Big Bend, with a "d"

Jun 12, 2006 22:06

Telling me it has to be done at four in the morning is a good way to reduce my enthusiasm for just about anything.

I'm not the camping-est guy in the world and long drives are about as much fun for me as bone bruises (which is to say, kind of fun when they involve people other than me) so when my dad informed me that we'd be embarking on a 7-plus hour drive to go camping at 4 AM on a Sunday, I was hard-pressed to keep my expression deadpan.  When we left, already tired and with around five-hundred miles of road ahead of us, it was everything I'd expected it would be.

My dad wanted to stop at every stupid roadside attraction and historical marker.  I just wanted to get to the fucking park (Big Bend National) and take a goddamn nap.  We stopped five times on the way up: Del Rio, for breakfast at an IHOP (because there was no Denny's);  Langtry, to see the Judge Roy Bean Museum (which was, to be fair, dedicated to a real-life character who was everything you want out of a Western: violent, greedy, tough as saddle leather,  and with an absurd sense of humor); Sanderson, the cactus capital of Texas, for supplies at a convenience store (also the largest store in town); Marathon, to gas up at a larcenous $3.13 per gallon; and at a historical marker that was actually more of a geological marker, since it marked the spot where the Rockies and the Ouachita fold come together.

By the end of the drive my father and I were both exhausted, cramped, crabby, and barely rational.  Our relationship is . . . awkward under most circumstances, just being around him was toturous by the time we finally made camp in the Chisos Basin (campground, with toilets, running water and built in shade).  He tried to sleep in the sweltering tent, I attempted nap on a picnic table plagued by flies.  Neither of us were very successful, but I think not having to deal with one another or the car for three hours did us a world of good.

Not that we didn't argue for the rest of the trip.  There was one hike the following morning where I somehow became responsible for his having left his keys and wallet on the wide-open table while I went to do the dishes.  I'll concede that he had a point about my leaving stuff out at the campsite, but his method of argument essentially amounted to "You will admit to being wrong regardless of whether Imake sense."   That's one of those strategies that should probably only be employed with creatures lacking sophisticated vocal skills, like dogs or toddlers.

But mostly, we got along fine.  I wound up planning our days and he did most of the driving and cooking.  So, we went with our strengths.  But that's enough about my predictably rocky interactions with my father.  On to the even rockier terrain surrounding us at the time:

Big Bend National Park is named for the grand sweep from heading South to heading North that the Rio Grande takes in West Texas.  Check a map of the country, that little bulge on the southwestern edge before the big river begins its final southward plunge toward the Gulf?  Big Bend is pretty much the only thing in there.  It's a park the size of Rhode Island, with only one place to shower in the whole damned thing.  My father and I drove around a hundred miles, on road and off, inside the park itself, and we didn't come close to exhausting it.
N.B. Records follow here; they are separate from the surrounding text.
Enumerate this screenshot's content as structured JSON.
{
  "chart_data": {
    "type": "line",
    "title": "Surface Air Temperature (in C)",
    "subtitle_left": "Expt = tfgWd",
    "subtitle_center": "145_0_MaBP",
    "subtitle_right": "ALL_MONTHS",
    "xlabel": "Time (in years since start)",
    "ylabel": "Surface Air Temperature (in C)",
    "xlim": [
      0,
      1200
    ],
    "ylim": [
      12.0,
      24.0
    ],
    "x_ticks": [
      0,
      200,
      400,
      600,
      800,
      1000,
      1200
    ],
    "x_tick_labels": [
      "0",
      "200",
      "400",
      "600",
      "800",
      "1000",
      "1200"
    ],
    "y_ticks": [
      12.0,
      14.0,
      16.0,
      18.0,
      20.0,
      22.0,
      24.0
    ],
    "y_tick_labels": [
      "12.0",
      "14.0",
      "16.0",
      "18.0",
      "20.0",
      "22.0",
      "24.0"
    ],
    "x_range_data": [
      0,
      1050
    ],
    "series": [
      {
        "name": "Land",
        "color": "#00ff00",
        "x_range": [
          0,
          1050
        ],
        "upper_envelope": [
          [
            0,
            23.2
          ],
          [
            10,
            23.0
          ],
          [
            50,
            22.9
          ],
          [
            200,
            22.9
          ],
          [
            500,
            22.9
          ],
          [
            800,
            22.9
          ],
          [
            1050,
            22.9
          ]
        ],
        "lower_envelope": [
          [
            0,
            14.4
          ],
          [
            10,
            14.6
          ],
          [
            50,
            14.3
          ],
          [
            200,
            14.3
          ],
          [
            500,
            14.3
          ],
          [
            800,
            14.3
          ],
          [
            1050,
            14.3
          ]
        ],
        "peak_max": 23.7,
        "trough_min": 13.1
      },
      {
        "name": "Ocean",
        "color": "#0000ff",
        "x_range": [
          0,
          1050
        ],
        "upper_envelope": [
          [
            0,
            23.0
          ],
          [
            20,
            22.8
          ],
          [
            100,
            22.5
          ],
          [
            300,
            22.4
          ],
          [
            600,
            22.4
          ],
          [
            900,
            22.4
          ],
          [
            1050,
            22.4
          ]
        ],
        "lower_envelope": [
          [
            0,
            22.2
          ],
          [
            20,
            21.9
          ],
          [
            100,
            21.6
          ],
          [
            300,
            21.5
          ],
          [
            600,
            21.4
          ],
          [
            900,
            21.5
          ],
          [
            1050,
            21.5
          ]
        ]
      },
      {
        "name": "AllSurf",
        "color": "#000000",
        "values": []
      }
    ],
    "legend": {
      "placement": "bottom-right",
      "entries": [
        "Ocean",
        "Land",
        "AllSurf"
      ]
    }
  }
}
On the upside, it's a place with the kind of staggering natural beauty that you hope for from a National Park.  Mountains of grey, red, orange and black rise out of the patchy, thorny foliage of the Chihuahuan desert (it's like the entire ecosystem is built on an aesthetic of "pointy").  Sweeping vistas like ideal backdrops to a Sergio Leone flick are around almost every huge bend of the road, and elevation differences are often conveniently calculated in thousands of feet.  Unusual rock formations abound, from caballos to laccoliths to things I have no clue how to classify.  We had planned to go white water rafting but the rivers were too low (it was a drought, in Texas, in the desert; I drank a lot of water);  there was so much spectacular natural loveliness that we hardly noticed the lack of action.  Indeed, by the end, I was fairly burnt out on pretty mountains and valleys.  ("Oh look, another unspeakably magnificent canyon.")

It is the most beautiful place I've ever laid eyes on.  And I've been to the Alps and Monhegan Island.

It's not a trip I'd eagerly undertake a second time.  But I'm glad I took it once.